The IGF2BP family of RNA binding proteins, known for their regulatory influence on intracellular RNA dynamics, has long intrigued researchers. While IGF2BP1 and 3 have been associated with oncofetal properties, IGF2BP2 stands out for its sustained expression in numerous tissues, particularly in the heart throughout adulthood.

This study focuses on IGF2BP2's response in cardiomyocytes during periods of cardiac stress and remodeling. Researchers observed an elevation in IGF2BP2 expression under stress conditions, followed by a return to baseline levels during cardiac recovery. This pattern prompted the investigation into the potential adaptive role of IGF2BP2 in managing cardiac stress.

Utilizing an inducible mouse line with enhancible IGF2BP2 expression, researchers observed a unexpected outcome: elevated IGF2BP2 expression inevitably leads to dilated cardiomyopathy (DCM) of the heart and subsequent mortality within 3-4 weeks in both newborns and adults. However, if transgene expression was downregulated within two weeks, a rescue effect ensued. None of the mice died, and complete recovery was observed within 12 weeks, indicating the potential for reversibility in this condition.

Further analysis of hearts exhibiting heightened IGF2BP2 levels revealed notable changes in sarcomeric and mitochondrial proteins. Specifically, these hearts displayed characteristics such as fragmented mitochondria and elongated, thinner sarcomeres, shedding light on the underlying mechanisms contributing to DCM.

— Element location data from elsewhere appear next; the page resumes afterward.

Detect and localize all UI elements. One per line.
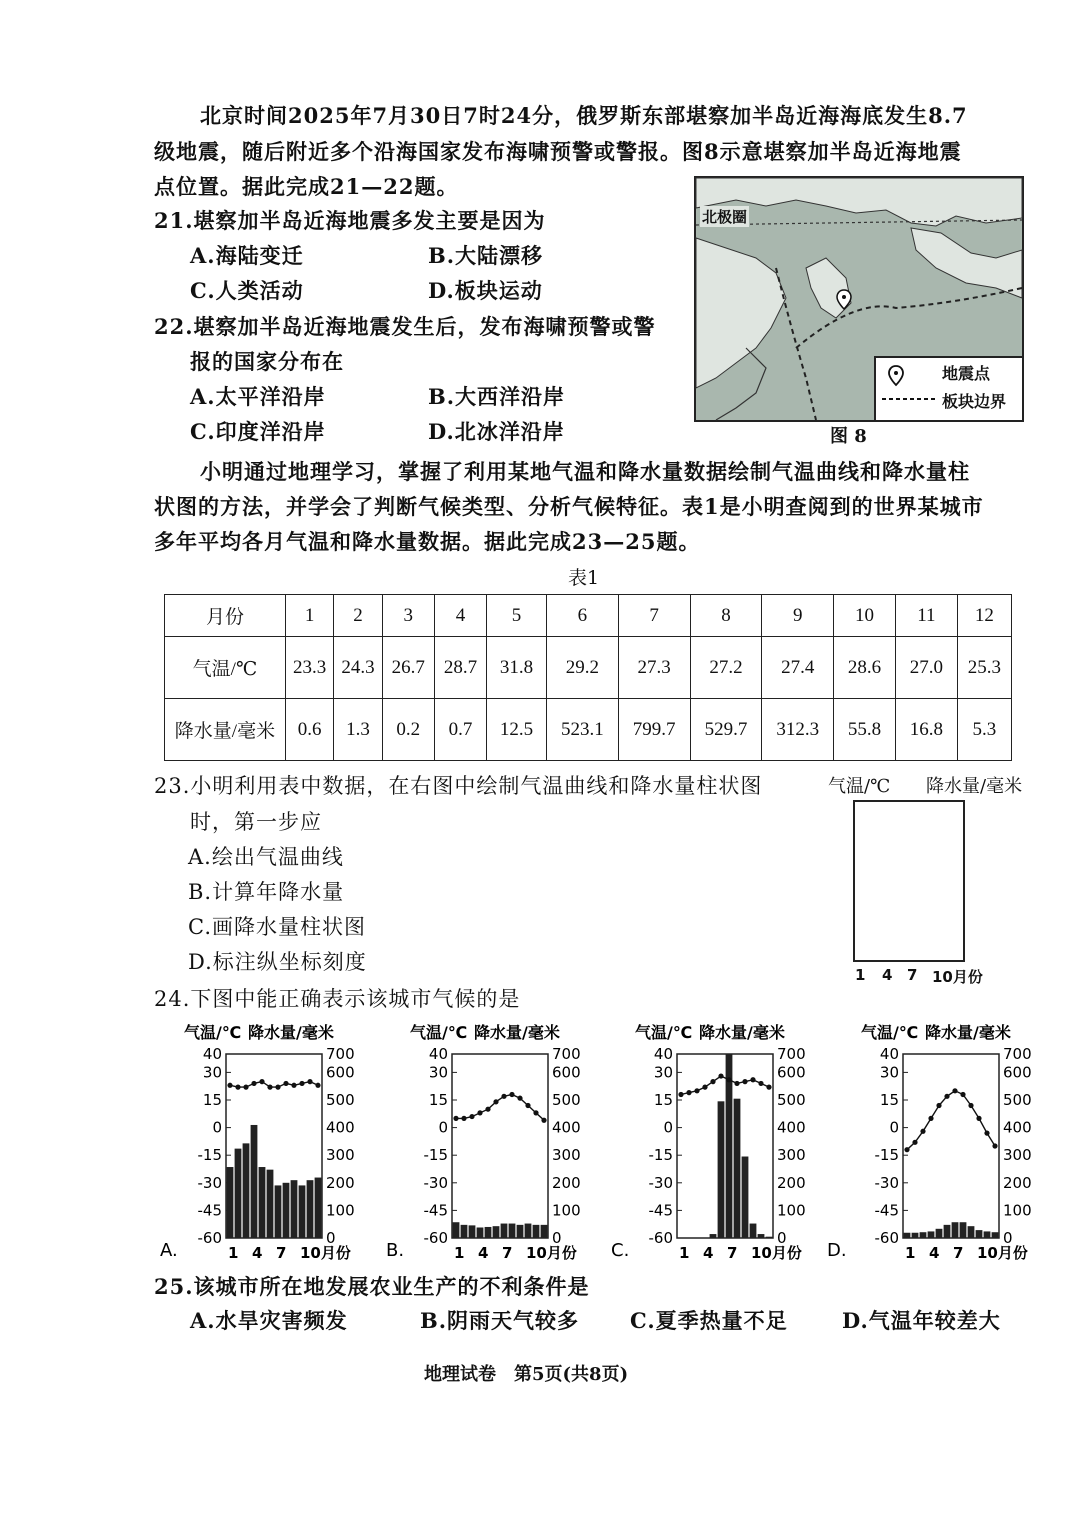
table-cell-precip-3: 0.2: [382, 699, 434, 761]
table-cell-header-2: 2: [334, 595, 382, 637]
chart-D-ytick-right-7: 0: [1003, 1229, 1013, 1247]
table-cell-header-7: 7: [618, 595, 690, 637]
chart-D-temp-point-1: [904, 1147, 909, 1152]
table-cell-header-8: 8: [690, 595, 762, 637]
q22-stem-line2: 报的国家分布在: [190, 349, 344, 374]
chart-D-ytick-left-6: -45: [874, 1201, 899, 1220]
chart-A-temp-point-1: [227, 1083, 232, 1088]
table-header-row: [165, 595, 1012, 637]
q21-option-a[interactable]: A.海陆变迁: [190, 243, 304, 268]
map-legend: [874, 356, 1024, 422]
chart-A-ytick-right-4: 300: [326, 1146, 355, 1165]
chart-D-temp-point-4: [928, 1116, 933, 1121]
chart-B-ytick-left-0: 40: [428, 1045, 448, 1063]
chart-D-temp-point-10: [976, 1116, 981, 1121]
chart-B-bar-5: [485, 1227, 492, 1238]
q24-stem: 24.下图中能正确表示该城市气候的是: [154, 987, 521, 1011]
table-cell-header-0: 月份: [165, 595, 286, 637]
chart-C-temp-point-3: [694, 1088, 699, 1093]
table-cell-header-12: 12: [957, 595, 1011, 637]
chart-C-precip-label: 降水量/毫米: [699, 1023, 785, 1042]
table-cell-temp-1: 23.3: [285, 637, 333, 699]
table-cell-temp-12: 25.3: [957, 637, 1011, 699]
chart-C-temp-point-12: [766, 1085, 771, 1090]
table-cell-precip-6: 523.1: [547, 699, 619, 761]
arctic-circle-label: 北极圈: [702, 208, 748, 226]
chart-A-temp-point-8: [283, 1081, 288, 1086]
chart-C-ytick-right-5: 200: [777, 1173, 806, 1192]
chart-D-bar-4: [928, 1231, 935, 1238]
chart-C-ytick-left-5: -30: [648, 1173, 673, 1192]
intro1-line2: 级地震，随后附近多个沿海国家发布海啸预警或警报。图8示意堪察加半岛近海地震: [154, 139, 962, 164]
chart-B-letter: B.: [386, 1240, 405, 1261]
chart-B-temp-point-2: [461, 1116, 466, 1121]
chart-D-precip-label: 降水量/毫米: [925, 1023, 1011, 1042]
chart-B-temp-point-9: [517, 1096, 522, 1101]
legend-boundary-icon: [882, 396, 938, 402]
chart-C-ytick-left-0: 40: [653, 1045, 673, 1063]
chart-D-ytick-right-3: 400: [1003, 1118, 1032, 1137]
chart-D-letter: D.: [827, 1240, 847, 1261]
page-footer: 地理试卷 第5页(共8页): [424, 1364, 629, 1385]
blank-chart-frame: [853, 800, 965, 962]
chart-B-ytick-left-2: 15: [428, 1091, 448, 1109]
chart-B-ytick-right-2: 500: [552, 1091, 581, 1109]
chart-D-temp-point-3: [920, 1129, 925, 1134]
chart-B-ytick-left-4: -15: [423, 1146, 448, 1165]
chart-B-frame: [452, 1054, 548, 1238]
chart-D-xtick-1: 4: [929, 1244, 940, 1262]
intro1-line3: 点位置。据此完成21—22题。: [154, 174, 459, 199]
table-cell-header-11: 11: [895, 595, 957, 637]
chart-A-ytick-right-1: 600: [326, 1063, 355, 1082]
chart-A-temp-point-7: [275, 1085, 280, 1090]
table-cell-header-1: 1: [285, 595, 333, 637]
chart-B-temp-point-3: [469, 1114, 474, 1119]
chart-C-bar-11: [758, 1234, 765, 1238]
chart-A-ytick-left-4: -15: [197, 1146, 222, 1165]
chart-B-ytick-right-6: 100: [552, 1201, 581, 1220]
chart-A-temp-point-10: [299, 1081, 304, 1086]
chart-B-ytick-right-7: 0: [552, 1229, 562, 1247]
table-cell-temp-9: 27.4: [762, 637, 834, 699]
chart-A-xtick-1: 4: [252, 1244, 263, 1262]
intro2-line1: 小明通过地理学习，掌握了利用某地气温和降水量数据绘制气温曲线和降水量柱: [200, 459, 970, 484]
table-cell-temp-11: 27.0: [895, 637, 957, 699]
chart-B-bar-7: [501, 1224, 508, 1238]
chart-D-temp-point-7: [952, 1088, 957, 1093]
chart-A-ytick-right-6: 100: [326, 1201, 355, 1220]
table-cell-header-9: 9: [762, 595, 834, 637]
chart-B-bar-12: [541, 1225, 548, 1238]
chart-A-bar-9: [291, 1180, 298, 1238]
table-cell-temp-8: 27.2: [690, 637, 762, 699]
table-cell-header-5: 5: [487, 595, 547, 637]
q25-option-b[interactable]: B.阴雨天气较多: [420, 1308, 580, 1333]
chart-C-ytick-right-2: 500: [777, 1091, 806, 1109]
table-cell-temp-3: 26.7: [382, 637, 434, 699]
q23-option-a[interactable]: A.绘出气温曲线: [188, 845, 344, 869]
chart-A-letter: A.: [160, 1240, 178, 1261]
table-cell-precip-12: 5.3: [957, 699, 1011, 761]
chart-B-temp-point-1: [453, 1116, 458, 1121]
chart-A-temp-point-11: [307, 1079, 312, 1084]
chart-B-temp-point-6: [493, 1099, 498, 1104]
q23-option-c[interactable]: C.画降水量柱状图: [188, 915, 366, 939]
chart-D-frame: [903, 1054, 999, 1238]
chart-A-ytick-left-5: -30: [197, 1173, 222, 1192]
chart-C-ytick-right-1: 600: [777, 1063, 806, 1082]
chart-C-temp-line: [681, 1076, 769, 1094]
chart-B-xtick-3: 10月份: [526, 1244, 577, 1262]
q23-option-b[interactable]: B.计算年降水量: [188, 880, 345, 904]
q22-option-c[interactable]: C.印度洋沿岸: [190, 419, 326, 444]
chart-A-temp-point-3: [243, 1085, 248, 1090]
chart-A-ytick-right-5: 200: [326, 1173, 355, 1192]
chart-B-temp-point-12: [541, 1118, 546, 1123]
chart-C-temp-point-9: [742, 1079, 747, 1084]
chart-B-ytick-left-6: -45: [423, 1201, 448, 1220]
chart-D-bar-6: [944, 1225, 951, 1238]
q22-option-d[interactable]: D.北冰洋沿岸: [428, 419, 565, 444]
blank-chart-precip-label: 降水量/毫米: [926, 776, 1023, 797]
q21-option-b[interactable]: B.大陆漂移: [428, 243, 544, 268]
q23-option-d[interactable]: D.标注纵坐标刻度: [188, 950, 367, 974]
chart-D-ytick-right-0: 700: [1003, 1045, 1032, 1063]
chart-A-bar-4: [251, 1125, 258, 1238]
table-cell-temp-4: 28.7: [434, 637, 486, 699]
chart-B-temp-point-8: [509, 1092, 514, 1097]
blank-chart-x7: 7: [907, 966, 918, 984]
chart-D-bar-5: [936, 1229, 943, 1238]
chart-C-xtick-0: 1: [679, 1244, 690, 1262]
chart-A-bar-10: [299, 1185, 306, 1238]
intro2-line2: 状图的方法，并学会了判断气候类型、分析气候特征。表1是小明查阅到的世界某城市: [154, 494, 984, 519]
chart-B-temp-point-7: [501, 1094, 506, 1099]
chart-A-bar-7: [275, 1185, 282, 1238]
chart-A-ytick-left-6: -45: [197, 1201, 222, 1220]
chart-C-ytick-left-6: -45: [648, 1201, 673, 1220]
chart-A-ytick-right-0: 700: [326, 1045, 355, 1063]
chart-B-temp-point-4: [477, 1110, 482, 1115]
chart-D-ytick-left-2: 15: [879, 1091, 899, 1109]
chart-A-temp-point-9: [291, 1083, 296, 1088]
table-cell-precip-11: 16.8: [895, 699, 957, 761]
chart-A-ytick-left-3: 0: [212, 1118, 222, 1137]
chart-A-ytick-left-2: 15: [202, 1091, 222, 1109]
chart-B-bar-11: [533, 1225, 540, 1238]
table-cell-temp-5: 31.8: [487, 637, 547, 699]
chart-C-temp-point-7: [726, 1077, 731, 1082]
table-cell-precip-0: 降水量/毫米: [165, 699, 286, 761]
table-cell-precip-2: 1.3: [334, 699, 382, 761]
table-cell-temp-0: 气温/℃: [165, 637, 286, 699]
chart-C-ytick-left-2: 15: [653, 1091, 673, 1109]
chart-B-temp-point-11: [533, 1110, 538, 1115]
chart-A-ytick-left-0: 40: [202, 1045, 222, 1063]
table-cell-header-4: 4: [434, 595, 486, 637]
chart-D-bar-1: [904, 1233, 911, 1238]
map-caption: 图 8: [830, 426, 867, 447]
chart-C-temp-point-6: [718, 1073, 723, 1078]
chart-C-xtick-2: 7: [727, 1244, 738, 1262]
chart-C-bar-6: [718, 1101, 725, 1238]
chart-C-temp-point-8: [734, 1081, 739, 1086]
table-precip-row: [165, 699, 1012, 761]
table-temp-row: [165, 637, 1012, 699]
q25-option-a[interactable]: A.水旱灾害频发: [190, 1308, 348, 1333]
table-cell-header-6: 6: [547, 595, 619, 637]
blank-chart-x1: 1: [855, 966, 866, 984]
table-cell-precip-1: 0.6: [285, 699, 333, 761]
chart-D-ytick-right-6: 100: [1003, 1201, 1032, 1220]
chart-D-temp-point-6: [944, 1094, 949, 1099]
chart-D-ytick-left-0: 40: [879, 1045, 899, 1063]
chart-D-bar-11: [984, 1231, 991, 1238]
chart-B-ytick-left-3: 0: [438, 1118, 448, 1137]
chart-B-temp-line: [456, 1095, 544, 1121]
q23-stem-line1: 23.小明利用表中数据，在右图中绘制气温曲线和降水量柱状图: [154, 774, 763, 798]
chart-A-ytick-left-1: 30: [202, 1063, 222, 1082]
chart-B-ytick-right-3: 400: [552, 1118, 581, 1137]
chart-A-ytick-right-2: 500: [326, 1091, 355, 1109]
chart-D-xtick-0: 1: [905, 1244, 916, 1262]
chart-D-bar-2: [912, 1233, 919, 1238]
q22-stem-line1: 22.堪察加半岛近海地震发生后，发布海啸预警或警: [154, 314, 656, 339]
chart-D-bar-7: [952, 1222, 959, 1238]
chart-D-ytick-right-4: 300: [1003, 1146, 1032, 1165]
chart-C-ytick-right-7: 0: [777, 1229, 787, 1247]
climate-charts: [160, 1018, 1040, 1266]
chart-B-bar-8: [509, 1224, 516, 1238]
chart-D-bar-8: [960, 1222, 967, 1238]
chart-C-temp-point-4: [702, 1085, 707, 1090]
chart-D-ytick-left-3: 0: [889, 1118, 899, 1137]
chart-C-temp-label: 气温/℃: [635, 1023, 693, 1042]
chart-B-xtick-0: 1: [454, 1244, 465, 1262]
chart-D-ytick-right-2: 500: [1003, 1091, 1032, 1109]
chart-C-ytick-left-7: -60: [648, 1229, 673, 1247]
chart-B-ytick-left-7: -60: [423, 1229, 448, 1247]
q25-option-d[interactable]: D.气温年较差大: [842, 1308, 1001, 1333]
chart-C-xtick-1: 4: [703, 1244, 714, 1262]
chart-C-xtick-3: 10月份: [751, 1244, 802, 1262]
q21-stem: 21.堪察加半岛近海地震多发主要是因为: [154, 208, 546, 233]
q21-option-d[interactable]: D.板块运动: [428, 278, 543, 303]
chart-C-temp-point-2: [686, 1090, 691, 1095]
chart-D-temp-point-12: [992, 1143, 997, 1148]
table-cell-temp-10: 28.6: [834, 637, 896, 699]
chart-D-bar-9: [968, 1226, 975, 1238]
chart-B-temp-point-10: [525, 1103, 530, 1108]
chart-C-temp-point-10: [750, 1077, 755, 1082]
chart-D-ytick-right-1: 600: [1003, 1063, 1032, 1082]
chart-D-ytick-left-5: -30: [874, 1173, 899, 1192]
chart-C-ytick-right-3: 400: [777, 1118, 806, 1137]
intro2-line3: 多年平均各月气温和降水量数据。据此完成23—25题。: [154, 529, 701, 554]
chart-D-bar-12: [992, 1232, 999, 1238]
chart-D-temp-point-11: [984, 1131, 989, 1136]
chart-A-temp-point-12: [315, 1083, 320, 1088]
chart-B-ytick-right-5: 200: [552, 1173, 581, 1192]
q22-option-a[interactable]: A.太平洋沿岸: [190, 384, 326, 409]
climate-table: [164, 594, 1012, 761]
chart-C-temp-point-1: [678, 1092, 683, 1097]
chart-C-temp-point-5: [710, 1079, 715, 1084]
chart-D-ytick-left-4: -15: [874, 1146, 899, 1165]
chart-A-bar-5: [259, 1167, 266, 1238]
chart-D-temp-point-9: [968, 1103, 973, 1108]
chart-B-bar-9: [517, 1225, 524, 1238]
chart-A-temp-point-6: [267, 1085, 272, 1090]
chart-A-bar-1: [227, 1167, 234, 1238]
chart-A-bar-8: [283, 1183, 290, 1238]
chart-B-ytick-right-1: 600: [552, 1063, 581, 1082]
chart-D-ytick-right-5: 200: [1003, 1173, 1032, 1192]
chart-C-ytick-left-4: -15: [648, 1146, 673, 1165]
chart-C-letter: C.: [611, 1240, 630, 1261]
chart-C-ytick-right-4: 300: [777, 1146, 806, 1165]
chart-C-ytick-left-1: 30: [653, 1063, 673, 1082]
chart-C-ytick-right-0: 700: [777, 1045, 806, 1063]
chart-D-bar-3: [920, 1232, 927, 1238]
chart-B-ytick-right-4: 300: [552, 1146, 581, 1165]
blank-chart-x4: 4: [882, 966, 893, 984]
chart-A-bar-2: [235, 1149, 242, 1238]
chart-B-temp-point-5: [485, 1107, 490, 1112]
table-cell-precip-7: 799.7: [618, 699, 690, 761]
chart-C-bar-8: [734, 1099, 741, 1238]
chart-A-ytick-right-3: 400: [326, 1118, 355, 1137]
chart-B-ytick-left-5: -30: [423, 1173, 448, 1192]
chart-A-bar-12: [315, 1178, 322, 1238]
chart-C-ytick-left-3: 0: [663, 1118, 673, 1137]
chart-A-ytick-left-7: -60: [197, 1229, 222, 1247]
legend-quake-label: 地震点: [942, 364, 991, 383]
chart-B-bar-3: [469, 1225, 476, 1238]
chart-B-xtick-2: 7: [502, 1244, 513, 1262]
chart-D-temp-point-8: [960, 1092, 965, 1097]
chart-D-bar-10: [976, 1230, 983, 1238]
chart-A-temp-point-4: [251, 1081, 256, 1086]
table-cell-header-3: 3: [382, 595, 434, 637]
chart-A-bar-6: [267, 1170, 274, 1238]
chart-A-temp-label: 气温/℃: [184, 1023, 242, 1042]
chart-C-temp-point-11: [758, 1081, 763, 1086]
chart-D-temp-point-5: [936, 1103, 941, 1108]
chart-B-precip-label: 降水量/毫米: [474, 1023, 560, 1042]
legend-boundary-label: 板块边界: [942, 392, 1007, 411]
table-cell-header-10: 10: [834, 595, 896, 637]
q23-stem-line2: 时，第一步应: [190, 810, 322, 834]
chart-D-ytick-left-1: 30: [879, 1063, 899, 1082]
chart-A-ytick-right-7: 0: [326, 1229, 336, 1247]
chart-B-bar-6: [493, 1226, 500, 1238]
chart-D-xtick-2: 7: [953, 1244, 964, 1262]
table-cell-precip-8: 529.7: [690, 699, 762, 761]
table-cell-precip-5: 12.5: [487, 699, 547, 761]
q25-stem: 25.该城市所在地发展农业生产的不利条件是: [154, 1274, 590, 1299]
chart-B-temp-label: 气温/℃: [410, 1023, 468, 1042]
chart-B-ytick-left-1: 30: [428, 1063, 448, 1082]
table-cell-temp-2: 24.3: [334, 637, 382, 699]
chart-A-temp-line: [230, 1082, 318, 1088]
blank-chart-temp-label: 气温/℃: [828, 776, 891, 797]
chart-A-xtick-3: 10月份: [300, 1244, 351, 1262]
chart-D-temp-line: [907, 1091, 995, 1150]
chart-B-bar-10: [525, 1224, 532, 1238]
table-cell-precip-10: 55.8: [834, 699, 896, 761]
chart-C-bar-5: [710, 1234, 717, 1238]
chart-A-xtick-2: 7: [276, 1244, 287, 1262]
q25-option-c[interactable]: C.夏季热量不足: [630, 1308, 788, 1333]
chart-B-ytick-right-0: 700: [552, 1045, 581, 1063]
chart-C-ytick-right-6: 100: [777, 1201, 806, 1220]
chart-B-bar-1: [453, 1222, 460, 1238]
table-cell-precip-4: 0.7: [434, 699, 486, 761]
legend-quake-icon: [888, 364, 904, 386]
chart-A-bar-11: [307, 1180, 314, 1238]
chart-A-temp-point-2: [235, 1085, 240, 1090]
chart-B-bar-2: [461, 1225, 468, 1238]
chart-C-bar-9: [742, 1157, 749, 1238]
q22-option-b[interactable]: B.大西洋沿岸: [428, 384, 566, 409]
intro1-line1: 北京时间2025年7月30日7时24分，俄罗斯东部堪察加半岛近海海底发生8.7: [200, 103, 968, 128]
table-cell-temp-7: 27.3: [618, 637, 690, 699]
chart-A-bar-3: [243, 1143, 250, 1238]
q21-option-c[interactable]: C.人类活动: [190, 278, 304, 303]
table-cell-temp-6: 29.2: [547, 637, 619, 699]
chart-B-bar-4: [477, 1227, 484, 1238]
chart-A-precip-label: 降水量/毫米: [248, 1023, 334, 1042]
table-caption: 表1: [568, 567, 600, 589]
chart-C-bar-10: [750, 1224, 757, 1238]
chart-D-ytick-left-7: -60: [874, 1229, 899, 1247]
chart-A-xtick-0: 1: [228, 1244, 239, 1262]
chart-D-temp-label: 气温/℃: [861, 1023, 919, 1042]
table-cell-precip-9: 312.3: [762, 699, 834, 761]
chart-B-xtick-1: 4: [478, 1244, 489, 1262]
chart-A-temp-point-5: [259, 1079, 264, 1084]
chart-D-temp-point-2: [912, 1140, 917, 1145]
kamchatka-map: [694, 176, 1024, 422]
blank-chart-x10: 10月份: [932, 968, 983, 986]
chart-C-bar-12: [766, 1237, 773, 1238]
chart-D-xtick-3: 10月份: [977, 1244, 1028, 1262]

Importantly, the research team also identified heightened levels of IGF2BP2 in patients diagnosed with DCM or myocardial infarction, suggesting clinical relevance and the potential for targeted therapeutic interventions.

The prevalence of DCM is a matter of debate but has been estimated to be as high as 1 in 250 adults.  Prof. Joel Yisraeli, the principle investigator on the project, from the Institute for Medical Research-Israel–Canada at Hebrew University, remarked, "These findings unlock a previously undiscovered role for IGF2BP2 in stress-induced cardiomyopathy, paving the way for innovative therapeutic strategies in managing heart conditions."  The results were recently published, with Dr. Miriam Krumbein as lead author, in Communications Biology, a Nature Portfolio journal, as part of a collaborative effort between the Yisraeli lab in the Institute for Medical Research – Israel-Canada at the Hebrew University of Jerusalem, and Prof. Sonja Kessler of the Martin-Luther University Halle-Wittenburg.

This discovery underscores the potential of IGF2BP2 as a promising therapeutic target for various cardiomyopathies. The team's findings offer new avenues for research and potential treatment breakthroughs, heralding hope for individuals affected by heart-related ailments.